In the first six months of 2010, as my grandson learned to hold his head up, blow bubbles, babble, and sit up, I learned how to market my book. I found out who would review a self-published mystery and garnered a solid number of positive reviews; I began to chronicle my journey as an indie author on my blog, posting about twice a month, and had the good fortune to become a regular contributor to Publetariat, expanding my audience considerably; I lowered my price down to $2.99 for the ebook and wrote a short story that I offered for free on Smashwords and 99 cents on Kindle, and between April (when I sold 46 books-the same amount as I had the first month of sales) and May (when I sold 80 book)s I saw the beginning of a steady monthly increase in sales.
In June of 2010, when the book had been out for seven months, my grandson now had his first teeth, and I had succeeded in getting Maids of Misfortune properly included in the Amazon browsing category of historical mysteries. This was just in time to take advantage of the bump in sales caused when Steven Windwalker featured my short story, Dandy Detects, as one of his Kindle shorts on the Kindle Nation Daily. I became a mover and shaker for a day on Amazon and the two day spike in sales pushed Maids of Misfortune to a top spot in the historical mystery category in July, where it has steadily remained ever since. Fortuitously this was the same month that Amazon began to offer a 70% royalty for book on Kindle.
In the Fall of 2010, as my grandson learned to crawl and pull himself up to a standing position, I continued to publish blog posts, join in conversations about self-publishing on different blogs and writer’s and fan sites, seek out additional reviews, answer my first fan emails, and began to work on the creation of a Historical Fiction eBooks Coop that will curate and market epublished historical fiction. Each month saw a tiny increase in the books I sold. In August I sold on average 11 books a day, in September and October, 14-15 books a day, and November, 17-18 books a day.
And then came the Christmas holidays. While we sat around and watched our grandson practice his first words, “back pack” and “map” (he is a fan of Dora the Explorer), and try desperately to take his first steps, I watched my sales climb day-by day. I had already noticed a distinct increase starting with the Thanksgiving holiday, as I began to sell often as many as 25 or 30 books a day. I figured that since most of my sales were on Kindle, this reflected people downloading books to take on their travels. But even in the beginning of December, my print books began to sell at a faster clip, and this surely meant gift sales. Then the day before Christmas my grandson took four steps all by himself, and two days after Christmas, as all those new Kindle owners began to download books, I had my best day ever, selling over 262 copies of Maids of Misfortune. I couldn’t have been more proud of both of us.

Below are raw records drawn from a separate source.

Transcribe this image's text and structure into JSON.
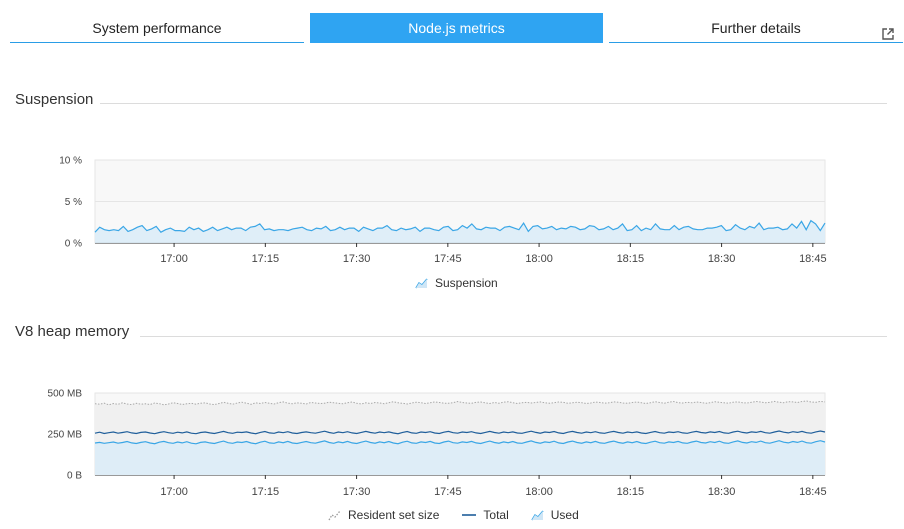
{
  "tabs": [
    {
      "label": "System performance",
      "active": false
    },
    {
      "label": "Node.js metrics",
      "active": true
    },
    {
      "label": "Further details",
      "active": false,
      "icon": "external-link-icon"
    }
  ],
  "colors": {
    "accent": "#2fa4f2",
    "used_line": "#3aa6e6",
    "used_fill": "#dcecf7",
    "total_line": "#1f5e9a",
    "rss_line": "#a9a9a9",
    "rss_fill": "#f0f0f0",
    "plot_bg": "#f8f8f8"
  },
  "sections": {
    "suspension_title": "Suspension",
    "heap_title": "V8 heap memory"
  },
  "chart_data": [
    {
      "type": "area",
      "title": "Suspension",
      "y_ticks": [
        "10 %",
        "5 %",
        "0 %"
      ],
      "ylim": [
        0,
        10
      ],
      "x_ticks": [
        "17:00",
        "17:15",
        "17:30",
        "17:45",
        "18:00",
        "18:15",
        "18:30",
        "18:45"
      ],
      "x_range": [
        "16:47",
        "18:47"
      ],
      "grid": true,
      "legend_position": "bottom-center",
      "series": [
        {
          "name": "Suspension",
          "style": "area-line",
          "values": [
            1.3,
            1.9,
            1.6,
            1.5,
            1.6,
            1.5,
            2.0,
            1.4,
            1.6,
            1.9,
            2.1,
            1.5,
            1.7,
            2.0,
            1.3,
            1.6,
            1.8,
            1.5,
            1.5,
            1.4,
            1.9,
            1.6,
            1.8,
            1.4,
            1.6,
            1.9,
            1.5,
            1.7,
            1.9,
            1.6,
            1.8,
            1.8,
            1.5,
            1.9,
            2.0,
            2.3,
            1.6,
            1.7,
            1.5,
            1.6,
            1.6,
            1.5,
            1.7,
            1.8,
            1.9,
            1.6,
            1.5,
            1.8,
            1.7,
            2.0,
            1.5,
            1.6,
            1.9,
            1.6,
            1.8,
            1.8,
            1.4,
            1.9,
            1.7,
            1.5,
            1.8,
            1.8,
            2.1,
            1.6,
            1.5,
            1.8,
            1.6,
            1.7,
            1.9,
            1.4,
            1.8,
            1.8,
            1.6,
            1.5,
            1.9,
            2.0,
            1.5,
            1.6,
            2.1,
            1.8,
            2.3,
            1.7,
            1.6,
            1.9,
            1.8,
            1.8,
            1.5,
            1.9,
            2.0,
            1.8,
            1.6,
            2.4,
            1.4,
            2.0,
            2.1,
            1.7,
            1.8,
            2.0,
            1.6,
            1.8,
            1.7,
            2.0,
            1.9,
            1.6,
            1.7,
            2.1,
            2.0,
            1.6,
            1.7,
            2.0,
            1.6,
            1.8,
            2.3,
            1.5,
            1.6,
            2.1,
            1.5,
            1.8,
            1.6,
            2.3,
            1.7,
            1.6,
            1.6,
            2.1,
            1.6,
            1.9,
            2.0,
            1.7,
            1.6,
            1.6,
            1.8,
            1.8,
            1.9,
            2.1,
            1.5,
            1.6,
            2.2,
            1.8,
            1.6,
            2.0,
            1.8,
            2.4,
            1.6,
            1.8,
            1.8,
            1.9,
            1.6,
            1.7,
            2.3,
            1.8,
            2.6,
            1.6,
            2.7,
            2.3,
            1.5,
            2.4
          ]
        }
      ]
    },
    {
      "type": "area",
      "title": "V8 heap memory",
      "y_ticks": [
        "500 MB",
        "250 MB",
        "0 B"
      ],
      "ylim": [
        0,
        500
      ],
      "x_ticks": [
        "17:00",
        "17:15",
        "17:30",
        "17:45",
        "18:00",
        "18:15",
        "18:30",
        "18:45"
      ],
      "x_range": [
        "16:47",
        "18:47"
      ],
      "grid": true,
      "legend_position": "bottom-center",
      "series": [
        {
          "name": "Resident set size",
          "style": "dotted-area",
          "values": [
            435,
            432,
            438,
            428,
            436,
            431,
            440,
            433,
            429,
            437,
            432,
            434,
            430,
            439,
            435,
            428,
            433,
            441,
            436,
            430,
            434,
            437,
            432,
            438,
            440,
            433,
            429,
            436,
            443,
            437,
            432,
            439,
            444,
            438,
            431,
            440,
            436,
            442,
            437,
            433,
            441,
            446,
            438,
            435,
            440,
            437,
            433,
            442,
            439,
            436,
            438,
            444,
            440,
            437,
            434,
            441,
            445,
            438,
            433,
            440,
            436,
            442,
            439,
            435,
            441,
            447,
            440,
            437,
            433,
            439,
            444,
            441,
            436,
            440,
            446,
            442,
            438,
            437,
            441,
            448,
            442,
            439,
            437,
            443,
            445,
            440,
            436,
            442,
            438,
            444,
            447,
            441,
            436,
            440,
            443,
            439,
            442,
            446,
            440,
            438,
            441,
            445,
            443,
            437,
            440,
            444,
            441,
            436,
            439,
            445,
            442,
            438,
            440,
            446,
            443,
            439,
            437,
            442,
            445,
            440,
            436,
            441,
            447,
            442,
            438,
            444,
            448,
            441,
            439,
            443,
            440,
            445,
            442,
            437,
            441,
            447,
            443,
            440,
            438,
            444,
            446,
            441,
            439,
            443,
            448,
            445,
            440,
            443,
            449,
            444,
            441,
            447,
            446,
            442,
            448,
            451,
            445,
            443,
            449,
            446
          ]
        },
        {
          "name": "Total",
          "style": "line",
          "values": [
            255,
            261,
            253,
            258,
            262,
            255,
            259,
            264,
            257,
            253,
            260,
            262,
            256,
            252,
            259,
            264,
            258,
            254,
            261,
            257,
            263,
            255,
            252,
            259,
            262,
            257,
            253,
            260,
            266,
            258,
            254,
            261,
            259,
            263,
            256,
            252,
            260,
            265,
            257,
            254,
            262,
            258,
            264,
            256,
            253,
            259,
            263,
            258,
            255,
            261,
            267,
            259,
            254,
            262,
            258,
            264,
            257,
            253,
            260,
            266,
            259,
            255,
            262,
            258,
            263,
            256,
            252,
            260,
            265,
            257,
            254,
            262,
            259,
            264,
            256,
            253,
            261,
            266,
            258,
            255,
            262,
            259,
            264,
            257,
            253,
            260,
            266,
            259,
            255,
            262,
            258,
            263,
            256,
            254,
            261,
            267,
            260,
            255,
            262,
            259,
            265,
            257,
            253,
            261,
            266,
            259,
            255,
            262,
            258,
            264,
            257,
            254,
            261,
            266,
            259,
            255,
            262,
            258,
            263,
            256,
            253,
            260,
            265,
            258,
            255,
            262,
            259,
            264,
            257,
            254,
            261,
            266,
            259,
            256,
            263,
            259,
            265,
            257,
            254,
            262,
            267,
            260,
            256,
            263,
            260,
            266,
            258,
            255,
            262,
            268,
            261,
            257,
            264,
            260,
            266,
            258,
            255,
            263,
            268,
            262
          ]
        },
        {
          "name": "Used",
          "style": "area-line",
          "values": [
            195,
            199,
            193,
            197,
            201,
            194,
            198,
            204,
            196,
            192,
            199,
            203,
            195,
            191,
            200,
            205,
            197,
            193,
            201,
            196,
            203,
            194,
            190,
            199,
            202,
            196,
            192,
            200,
            207,
            197,
            193,
            201,
            198,
            204,
            195,
            191,
            200,
            206,
            196,
            193,
            202,
            197,
            205,
            195,
            192,
            199,
            204,
            197,
            194,
            201,
            208,
            198,
            193,
            202,
            197,
            205,
            196,
            192,
            200,
            207,
            198,
            194,
            202,
            197,
            204,
            195,
            191,
            200,
            206,
            196,
            193,
            202,
            198,
            205,
            195,
            192,
            201,
            207,
            197,
            194,
            202,
            198,
            205,
            196,
            192,
            200,
            207,
            198,
            194,
            202,
            197,
            204,
            195,
            193,
            201,
            208,
            199,
            194,
            202,
            198,
            206,
            196,
            192,
            201,
            207,
            198,
            194,
            202,
            197,
            205,
            196,
            193,
            201,
            207,
            198,
            194,
            202,
            197,
            204,
            195,
            192,
            200,
            206,
            197,
            194,
            202,
            198,
            205,
            196,
            193,
            201,
            207,
            198,
            195,
            203,
            198,
            206,
            196,
            193,
            202,
            208,
            199,
            195,
            203,
            199,
            207,
            197,
            194,
            202,
            209,
            200,
            196,
            204,
            199,
            207,
            197,
            194,
            203,
            209,
            201
          ]
        }
      ]
    }
  ]
}
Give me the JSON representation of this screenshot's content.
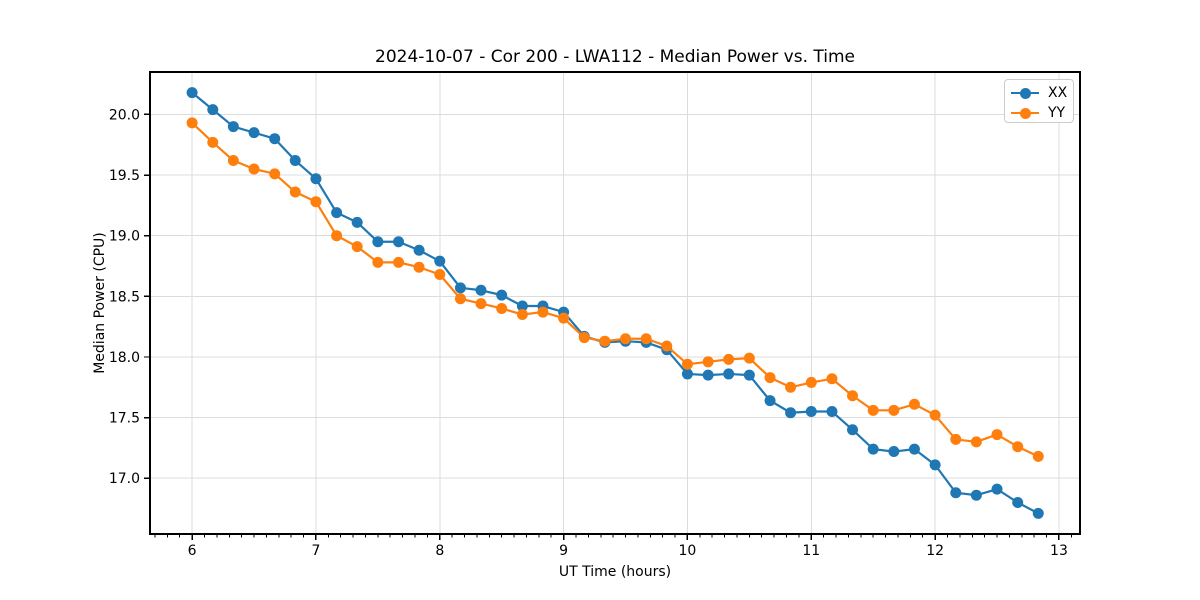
{
  "figure": {
    "background": "#ffffff"
  },
  "chart_data": {
    "type": "line",
    "title": "2024-10-07 - Cor 200 - LWA112 - Median Power vs. Time",
    "xlabel": "UT Time (hours)",
    "ylabel": "Median Power (CPU)",
    "xlim": [
      5.66,
      13.17
    ],
    "ylim": [
      16.54,
      20.35
    ],
    "xticks": [
      6,
      7,
      8,
      9,
      10,
      11,
      12,
      13
    ],
    "xtick_labels": [
      "6",
      "7",
      "8",
      "9",
      "10",
      "11",
      "12",
      "13"
    ],
    "x_minor_tick_step": 0.1,
    "yticks": [
      17.0,
      17.5,
      18.0,
      18.5,
      19.0,
      19.5,
      20.0
    ],
    "ytick_labels": [
      "17.0",
      "17.5",
      "18.0",
      "18.5",
      "19.0",
      "19.5",
      "20.0"
    ],
    "grid": true,
    "grid_color": "#dcdcdc",
    "spine_color": "#000000",
    "legend_position": "upper right",
    "x": [
      6.0,
      6.167,
      6.333,
      6.5,
      6.667,
      6.833,
      7.0,
      7.167,
      7.333,
      7.5,
      7.667,
      7.833,
      8.0,
      8.167,
      8.333,
      8.5,
      8.667,
      8.833,
      9.0,
      9.167,
      9.333,
      9.5,
      9.667,
      9.833,
      10.0,
      10.167,
      10.333,
      10.5,
      10.667,
      10.833,
      11.0,
      11.167,
      11.333,
      11.5,
      11.667,
      11.833,
      12.0,
      12.167,
      12.333,
      12.5,
      12.667,
      12.833
    ],
    "series": [
      {
        "name": "XX",
        "color": "#1f77b4",
        "marker": "circle",
        "values": [
          20.18,
          20.04,
          19.9,
          19.85,
          19.8,
          19.62,
          19.47,
          19.19,
          19.11,
          18.95,
          18.95,
          18.88,
          18.79,
          18.57,
          18.55,
          18.51,
          18.42,
          18.42,
          18.37,
          18.17,
          18.12,
          18.13,
          18.12,
          18.06,
          17.86,
          17.85,
          17.86,
          17.85,
          17.64,
          17.54,
          17.55,
          17.55,
          17.4,
          17.24,
          17.22,
          17.24,
          17.11,
          16.88,
          16.86,
          16.91,
          16.8,
          16.71
        ]
      },
      {
        "name": "YY",
        "color": "#ff7f0e",
        "marker": "circle",
        "values": [
          19.93,
          19.77,
          19.62,
          19.55,
          19.51,
          19.36,
          19.28,
          19.0,
          18.91,
          18.78,
          18.78,
          18.74,
          18.68,
          18.48,
          18.44,
          18.4,
          18.35,
          18.37,
          18.32,
          18.16,
          18.13,
          18.15,
          18.15,
          18.09,
          17.94,
          17.96,
          17.98,
          17.99,
          17.83,
          17.75,
          17.79,
          17.82,
          17.68,
          17.56,
          17.56,
          17.61,
          17.52,
          17.32,
          17.3,
          17.36,
          17.26,
          17.18
        ]
      }
    ]
  },
  "legend": {
    "items": [
      {
        "label": "XX",
        "color": "#1f77b4"
      },
      {
        "label": "YY",
        "color": "#ff7f0e"
      }
    ]
  }
}
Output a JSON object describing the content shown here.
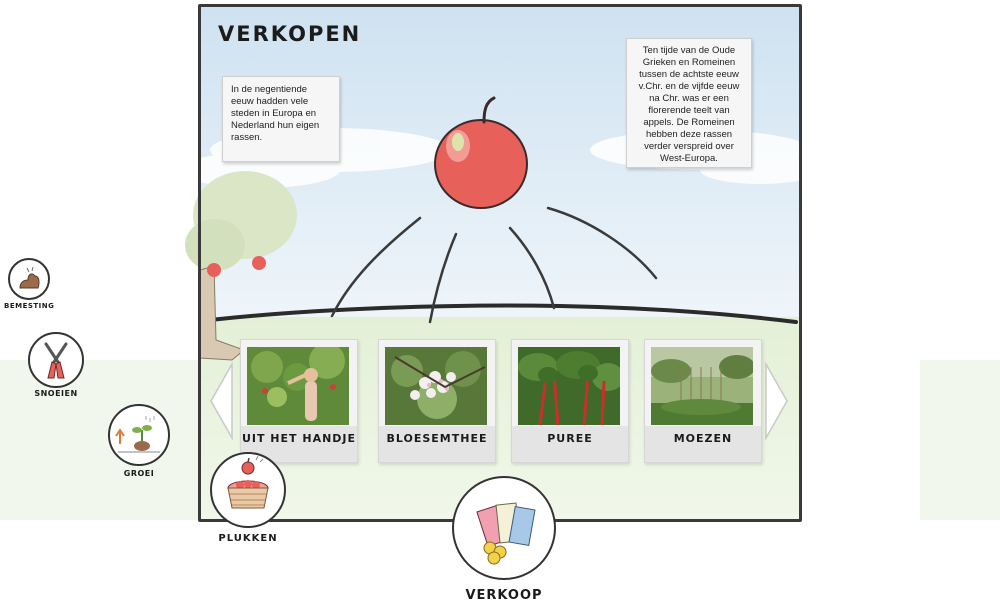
{
  "page": {
    "title": "VERKOPEN"
  },
  "notes": {
    "left": "In de negentiende eeuw hadden vele steden in Europa en Nederland hun eigen rassen.",
    "right": "Ten tijde van de Oude Grieken en Romeinen tussen de achtste eeuw v.Chr. en de vijfde eeuw na Chr. was er een florerende teelt van appels. De Romeinen hebben deze rassen verder verspreid over West-Europa."
  },
  "cards": [
    {
      "label": "UIT HET HANDJE",
      "icon": "picking-photo"
    },
    {
      "label": "BLOESEMTHEE",
      "icon": "blossom-photo"
    },
    {
      "label": "PUREE",
      "icon": "chard-photo"
    },
    {
      "label": "MOEZEN",
      "icon": "garden-photo"
    }
  ],
  "side_nav": {
    "bemesting": "BEMESTING",
    "snoeien": "SNOEIEN",
    "groei": "GROEI",
    "plukken": "PLUKKEN",
    "verkoop": "VERKOOP"
  },
  "colors": {
    "sky": "#dbe9f4",
    "grass": "#e6f1dc",
    "apple": "#e8605a",
    "frame": "#3a3a3a"
  }
}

So it is now January 1, 2011. My grandson has weathered his first birthday party and birthday cake, and I have added up my sales to discover that in the past year I sold an astonishing 4,625 books, 1932 of them in December alone. I can be pretty sure what this next year will bring for my grandson: more firsts. First skinned knee, first full sentence, the first, but not the last, use of the word no. For me, I hope the future holds seconds: second novel written, second novel published, and second novel selling as well as the first. But whatever happens in 2011, I will never forget how extraordinarily special 2010 was, as the grandmother of a newborn, and a newbie indie author.